Slab Contrasted Agky 3 is a bold, very wide, medium contrast, upright, normal x-height font visually similar to 'Macahe' by Rômulo Gobira (names referenced only for comparison).
Keywords: posters, headlines, packaging, signage, logos, rugged, playful, retro, hand-hewn, sturdy, display impact, vintage flavor, handmade texture, attention grabbing, slab serif, faceted, chiseled, angular, inked.
A heavy slab-serif design with broad proportions and compact internal counters. Strokes feel cut or stamped rather than drawn: terminals and joins show faceted, slightly irregular angles, producing a subtly rough edge. Serifs are blocky and assertive, and the overall rhythm alternates between wide, open forms and tighter, compressed ones, giving the text line a lively, uneven texture. The figures echo the same chunky construction, with straightened curves and squared-off turns.

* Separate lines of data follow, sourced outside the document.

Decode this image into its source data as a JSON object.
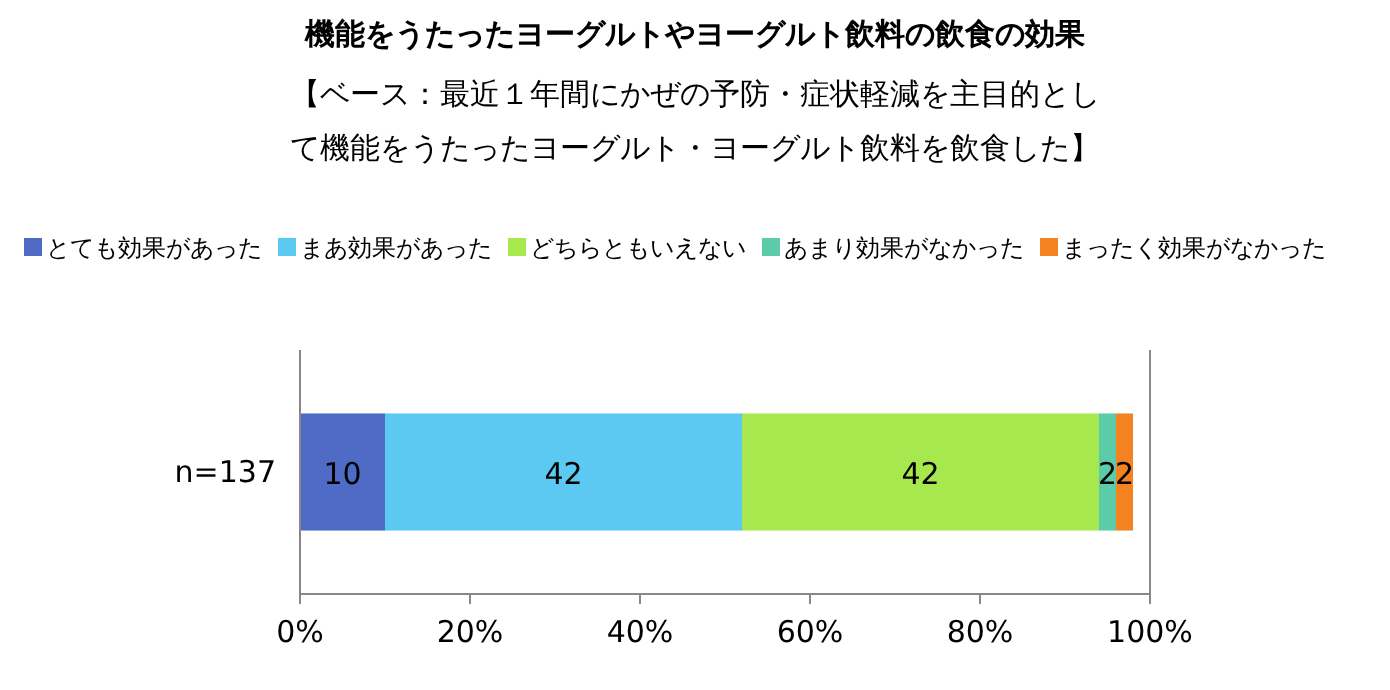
{
  "chart_data": {
    "type": "bar",
    "orientation": "horizontal",
    "stacked": true,
    "title": "機能をうたったヨーグルトやヨーグルト飲料の飲食の効果",
    "subtitle": "【ベース：最近１年間にかぜの予防・症状軽減を主目的として機能をうたったヨーグルト・ヨーグルト飲料を飲食した】",
    "categories": [
      "n=137"
    ],
    "series": [
      {
        "name": "とても効果があった",
        "color": "#4f6bc6",
        "values": [
          10
        ]
      },
      {
        "name": "まあ効果があった",
        "color": "#5bc9f2",
        "values": [
          42
        ]
      },
      {
        "name": "どちらともいえない",
        "color": "#a7e84f",
        "values": [
          42
        ]
      },
      {
        "name": "あまり効果がなかった",
        "color": "#5bcba9",
        "values": [
          2
        ]
      },
      {
        "name": "まったく効果がなかった",
        "color": "#f58220",
        "values": [
          2
        ]
      }
    ],
    "xlim": [
      0,
      100
    ],
    "xticks": [
      {
        "value": 0,
        "label": "0%"
      },
      {
        "value": 20,
        "label": "20%"
      },
      {
        "value": 40,
        "label": "40%"
      },
      {
        "value": 60,
        "label": "60%"
      },
      {
        "value": 80,
        "label": "80%"
      },
      {
        "value": 100,
        "label": "100%"
      }
    ],
    "data_labels": true,
    "legend": "top",
    "grid": false
  }
}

Best suited to display applications where its chunky slabs and angular texture can be appreciated—posters, headlines, packaging, signage, and logo wordmarks. It can also work for short bursts of text (pull quotes, labels, titles), but the strong shape language and lively rhythm are likely to dominate in long reading.
The font conveys a rugged, handmade confidence—somewhere between old poster wood type and a playful, cartoonish stamp. Its chiseled corners and bouncy spacing add character and informality, making it feel energetic and a bit rebellious while still remaining sturdy and readable at display sizes.
The design appears intended to mimic the presence of vintage slab-serif display type while adding a hand-hewn, faceted finish for extra personality and punch. The goal seems to be high-impact legibility with a distinctive, crafted surface that stands out in branding and editorial titling.
In text, the face creates a strong color and a distinctive jagged sparkle along shoulders, bowls, and diagonals. The faceting is consistent across caps, lowercase, and numerals, helping the style read as intentional rather than distressed, while the pronounced slabs keep word shapes anchored and bold.